In fact, there is evidence of only three occasions in which people other than Blacks (a Chinese boy, a white male, and a Japanese woman) were refused entry based on the policy that those people needed a passport or airline ticket. In those cases, defendants admit the people turned away were recognized shoplifters. The question remains: Why were the seventeen black plaintiffs turned away if they had never been in the store before? They could not have been recognized shoplifters. Thus, summary judgment cannot be granted based on this rationale for turning away customers.

Defendants also presented testimony that the policy was used against all "suspicious" people rather than just recognized shoplifters. This, of course, is in direct conflict with defendants' earlier statements that the policy of telling people that they could not shop in the store without a passport was used only against recognized shoplifters. Taking this statement as true, however, defendants cannot make a case that their actions did not amount to discrimination. In fact, the argument helps plaintiffs' case. The evidence presented by *1290 plaintiffs implies that the policy was used against the seventeen black plaintiffs. The evidence from the videotape implies that it was used against additional black people. Thus, at least these black people were considered "suspicious." The defendants present no evidence whatsoever that indicates why all the plaintiffs were considered "suspicious," and, thus, an inference of discrimination is certainly a valid inference. Thus, summary judgment based on this rationale is equally not warranted.

There is a genuine issue as to whether defendants discriminated against plaintiffs. All plaintiffs state that defendants did discriminate against them and they state facts that support a strong inference of discrimination. In addition, they provide additional evidence in the form of declarations and the KRON TV videotape. Defendants state that they did not discriminate and on three prior occasions denied entry to known shoplifters of other races. This conflict is clearly a classic disputed factual issue. Accordingly,

IT IS HEREBY ORDERED that defendants' motion for summary judgment is denied because genuine issues of material fact exist regarding plaintiffs' causes of action.
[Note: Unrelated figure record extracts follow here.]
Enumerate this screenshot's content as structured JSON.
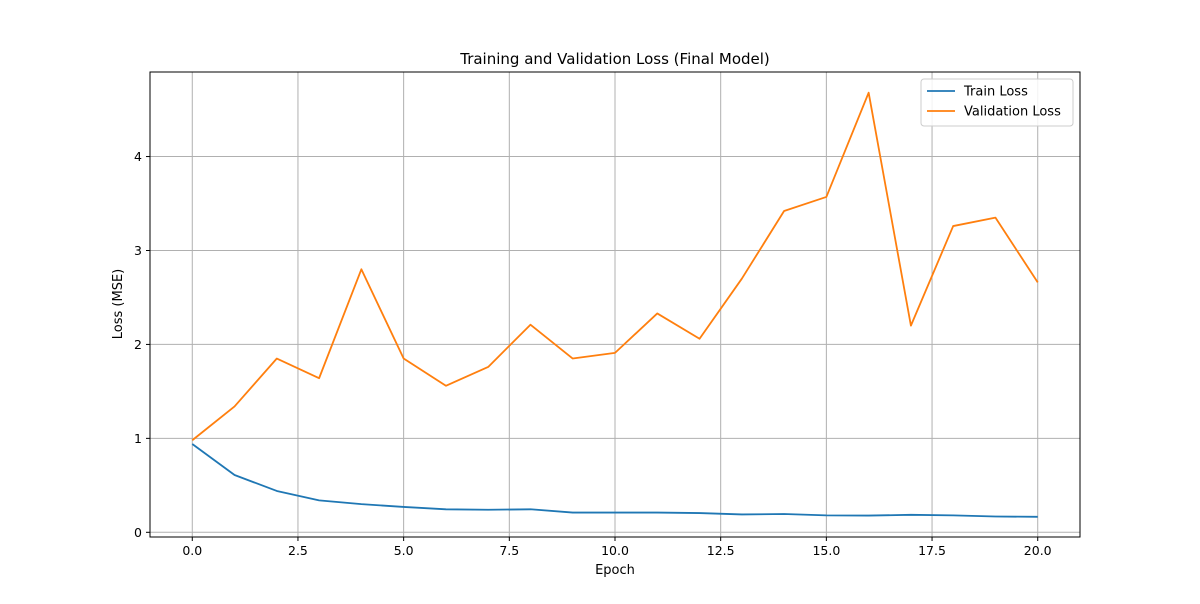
{
  "chart_data": {
    "type": "line",
    "title": "Training and Validation Loss (Final Model)",
    "xlabel": "Epoch",
    "ylabel": "Loss (MSE)",
    "xlim": [
      -1.0,
      21.0
    ],
    "ylim": [
      -0.05,
      4.9
    ],
    "xticks": [
      0.0,
      2.5,
      5.0,
      7.5,
      10.0,
      12.5,
      15.0,
      17.5,
      20.0
    ],
    "xtick_labels": [
      "0.0",
      "2.5",
      "5.0",
      "7.5",
      "10.0",
      "12.5",
      "15.0",
      "17.5",
      "20.0"
    ],
    "yticks": [
      0,
      1,
      2,
      3,
      4
    ],
    "ytick_labels": [
      "0",
      "1",
      "2",
      "3",
      "4"
    ],
    "grid": true,
    "legend_position": "top-right",
    "x": [
      0,
      1,
      2,
      3,
      4,
      5,
      6,
      7,
      8,
      9,
      10,
      11,
      12,
      13,
      14,
      15,
      16,
      17,
      18,
      19,
      20
    ],
    "series": [
      {
        "name": "Train Loss",
        "color": "#1f77b4",
        "values": [
          0.94,
          0.61,
          0.44,
          0.34,
          0.3,
          0.27,
          0.245,
          0.24,
          0.245,
          0.21,
          0.21,
          0.21,
          0.205,
          0.19,
          0.195,
          0.18,
          0.178,
          0.186,
          0.18,
          0.168,
          0.165
        ]
      },
      {
        "name": "Validation Loss",
        "color": "#ff7f0e",
        "values": [
          0.98,
          1.34,
          1.85,
          1.64,
          2.8,
          1.85,
          1.56,
          1.76,
          2.21,
          1.85,
          1.91,
          2.33,
          2.06,
          2.7,
          3.42,
          3.57,
          4.68,
          2.2,
          3.26,
          3.35,
          2.66
        ]
      }
    ]
  }
}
[1] The relevant statute is 42 U.S.C. ยง 1981, which provides:

All persons within the jurisdiction of the United States shall have the same right in every State and Territory to make and enforce contracts, to sue, be parties, give evidence, and to the full and equal benefit of all laws and proceedings for the security of persons and property as is enjoyed by white citizens, and shall be subject to like punishment, pains, penalties, taxes, licenses, and exactions of every kind, and to no other.